Off-Shore drilling a bad idea

Dear editor,

As a citizen of Pickens County and on behalf of the South Carolina Native Plant Society, I am writing in response to the letter Pickens County House Representative David Hiott wrote to the Interior Department in support of offshore seismic testing and drilling for oil. Representative Hiott’s letter cites jobs and revenue but ignores science and common sense.

When America and the world is running from oil to clean energy, I’m puzzled why anyone would risk South Carolina’s booming tourism economy.

Some say we should see what’s out there. I say not a lot has changed under the ocean floor since testing was done 38 years ago with basically the same technology. Based on national consumption rates, Interior’s Bureau of Ocean Energy Management (BOEM) estimates that only a 20-day supply of oil and less that a 25-day supply of natural gas would be found off the three states of S.C., Ga., and Fla.

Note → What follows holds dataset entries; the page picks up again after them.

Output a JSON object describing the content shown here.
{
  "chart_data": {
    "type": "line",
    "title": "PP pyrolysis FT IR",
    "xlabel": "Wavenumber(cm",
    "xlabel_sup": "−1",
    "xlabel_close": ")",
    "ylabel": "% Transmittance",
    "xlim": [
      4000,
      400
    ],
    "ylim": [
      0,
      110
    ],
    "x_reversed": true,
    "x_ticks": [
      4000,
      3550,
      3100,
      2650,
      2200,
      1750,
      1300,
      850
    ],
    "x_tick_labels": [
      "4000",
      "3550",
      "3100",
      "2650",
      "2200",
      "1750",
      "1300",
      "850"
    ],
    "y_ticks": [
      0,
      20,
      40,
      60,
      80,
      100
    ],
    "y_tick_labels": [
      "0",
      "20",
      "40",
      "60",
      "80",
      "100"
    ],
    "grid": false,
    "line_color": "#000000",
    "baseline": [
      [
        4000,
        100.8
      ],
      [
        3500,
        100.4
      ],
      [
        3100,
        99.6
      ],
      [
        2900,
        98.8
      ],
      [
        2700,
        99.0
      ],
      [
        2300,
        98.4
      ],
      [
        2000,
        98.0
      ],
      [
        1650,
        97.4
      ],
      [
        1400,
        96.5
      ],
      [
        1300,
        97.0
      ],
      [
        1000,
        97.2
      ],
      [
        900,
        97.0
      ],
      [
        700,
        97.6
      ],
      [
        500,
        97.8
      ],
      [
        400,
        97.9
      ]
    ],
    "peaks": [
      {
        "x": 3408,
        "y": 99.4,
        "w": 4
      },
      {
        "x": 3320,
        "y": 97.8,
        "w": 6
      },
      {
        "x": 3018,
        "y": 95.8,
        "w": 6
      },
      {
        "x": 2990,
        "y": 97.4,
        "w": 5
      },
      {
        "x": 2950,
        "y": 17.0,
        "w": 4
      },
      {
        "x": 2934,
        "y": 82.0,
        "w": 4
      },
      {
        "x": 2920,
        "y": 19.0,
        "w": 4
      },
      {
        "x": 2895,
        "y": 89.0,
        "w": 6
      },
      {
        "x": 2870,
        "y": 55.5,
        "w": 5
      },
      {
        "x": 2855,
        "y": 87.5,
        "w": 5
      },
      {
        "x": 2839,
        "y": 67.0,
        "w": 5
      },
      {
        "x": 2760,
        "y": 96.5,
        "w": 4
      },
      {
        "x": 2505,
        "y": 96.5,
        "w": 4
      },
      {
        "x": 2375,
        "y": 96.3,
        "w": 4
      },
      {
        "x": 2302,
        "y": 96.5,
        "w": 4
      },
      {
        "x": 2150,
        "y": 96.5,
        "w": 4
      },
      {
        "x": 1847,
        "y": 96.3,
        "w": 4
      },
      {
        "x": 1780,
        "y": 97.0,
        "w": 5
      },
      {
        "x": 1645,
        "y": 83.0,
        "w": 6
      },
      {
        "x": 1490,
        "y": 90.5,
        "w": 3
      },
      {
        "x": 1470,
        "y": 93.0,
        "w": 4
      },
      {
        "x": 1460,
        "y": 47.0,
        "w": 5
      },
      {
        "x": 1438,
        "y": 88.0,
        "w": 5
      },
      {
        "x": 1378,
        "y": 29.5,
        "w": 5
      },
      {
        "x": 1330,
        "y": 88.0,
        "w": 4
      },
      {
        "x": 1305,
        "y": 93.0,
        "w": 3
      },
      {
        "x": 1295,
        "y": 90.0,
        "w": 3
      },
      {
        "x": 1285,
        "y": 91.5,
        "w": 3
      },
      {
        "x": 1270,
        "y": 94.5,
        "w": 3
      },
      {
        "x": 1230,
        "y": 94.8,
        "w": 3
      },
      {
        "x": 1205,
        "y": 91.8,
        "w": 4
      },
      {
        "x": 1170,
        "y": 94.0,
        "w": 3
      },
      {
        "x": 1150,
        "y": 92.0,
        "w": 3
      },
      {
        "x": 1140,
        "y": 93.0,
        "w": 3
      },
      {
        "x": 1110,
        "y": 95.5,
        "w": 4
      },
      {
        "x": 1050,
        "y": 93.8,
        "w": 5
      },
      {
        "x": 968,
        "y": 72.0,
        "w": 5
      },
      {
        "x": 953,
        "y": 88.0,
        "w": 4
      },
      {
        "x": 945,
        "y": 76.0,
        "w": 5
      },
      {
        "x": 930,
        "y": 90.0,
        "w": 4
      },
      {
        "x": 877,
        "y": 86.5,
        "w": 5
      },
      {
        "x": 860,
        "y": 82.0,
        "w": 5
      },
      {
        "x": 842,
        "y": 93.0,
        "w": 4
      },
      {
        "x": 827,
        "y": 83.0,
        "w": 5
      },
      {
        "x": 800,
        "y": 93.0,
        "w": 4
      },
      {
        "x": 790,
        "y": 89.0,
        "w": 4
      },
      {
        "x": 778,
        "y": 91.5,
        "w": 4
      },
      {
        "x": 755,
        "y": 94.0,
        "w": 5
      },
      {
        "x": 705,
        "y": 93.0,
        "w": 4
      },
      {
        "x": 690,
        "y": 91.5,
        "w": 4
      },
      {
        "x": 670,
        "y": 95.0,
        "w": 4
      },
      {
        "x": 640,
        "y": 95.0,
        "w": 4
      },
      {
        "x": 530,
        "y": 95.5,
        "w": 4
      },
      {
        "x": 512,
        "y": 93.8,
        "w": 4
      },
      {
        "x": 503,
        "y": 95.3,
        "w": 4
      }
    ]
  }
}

The real kick in the gut is that data from seismic blasts will belong exclusively to the big oil companies. We are left to take their word for it. Is this sound judgment to trust our future to the oil industry?

Sounds from seismic blasts can travel 2500 miles underwater and are repeated every 10 seconds for months. These blasts are loud enough to threaten the survival of sea mammals like whales and dolphins.

In addition, commercial fishermen have reported up to 80 percent reductions in their fish catches as a result of destructive oil exploration technology.

It is time everyone knows the impacts and understands one inevitable fact; it is not a matter of IF a spill or leak occurs, but WHEN and HOW MUCH the rigs, pipes, and tankers soil forever the sands and estuaries and livelihoods of our Coast.

Some say South Carolina needs to help our Country be energy independent. I say why give profits to big oil while we take all the risks, especially since in some weeks of the year, the United States exports as much as one million gallons of oil per day.

South Carolina’s coastal tourism economy accounts for 600,000 jobs and $20 billion annually.

The American Petroleum Institute’s best projected oil revenue for the state is $3 billion from now until 2035. Everyone remembers the BP Deepwater Horizon rig fire and spill in the Gulf of Mexico. It lasted three months with 184 million barrels spilled, 26,000 jobs lost immediately and a 4.5 billion fishing industry harmed.

It’s not surprising that every local government on our Coast officially opposes dirty and dangerous offshore drilling. But this is not just about our Coast. It’s a “who we are” issue. It’s about our values and our legacy for future generations.

Governor Henry McMaster is asking the Trump Administration to exclude South Carolina from BOEM’s offshore drilling plan. In his State of the State, he reminded us that “We cannot stop hurricanes, but we can avoid oil spills. We cannot take a chance. We must do whatever it takes to preserve this economic paradise we call the beach, the marsh, the coast and the Lowcountry. It is made of gold.”

We all know “oil and water”’ don’t mix; we cannot have both. Once the genie is out of the bottle, you cannot put it back.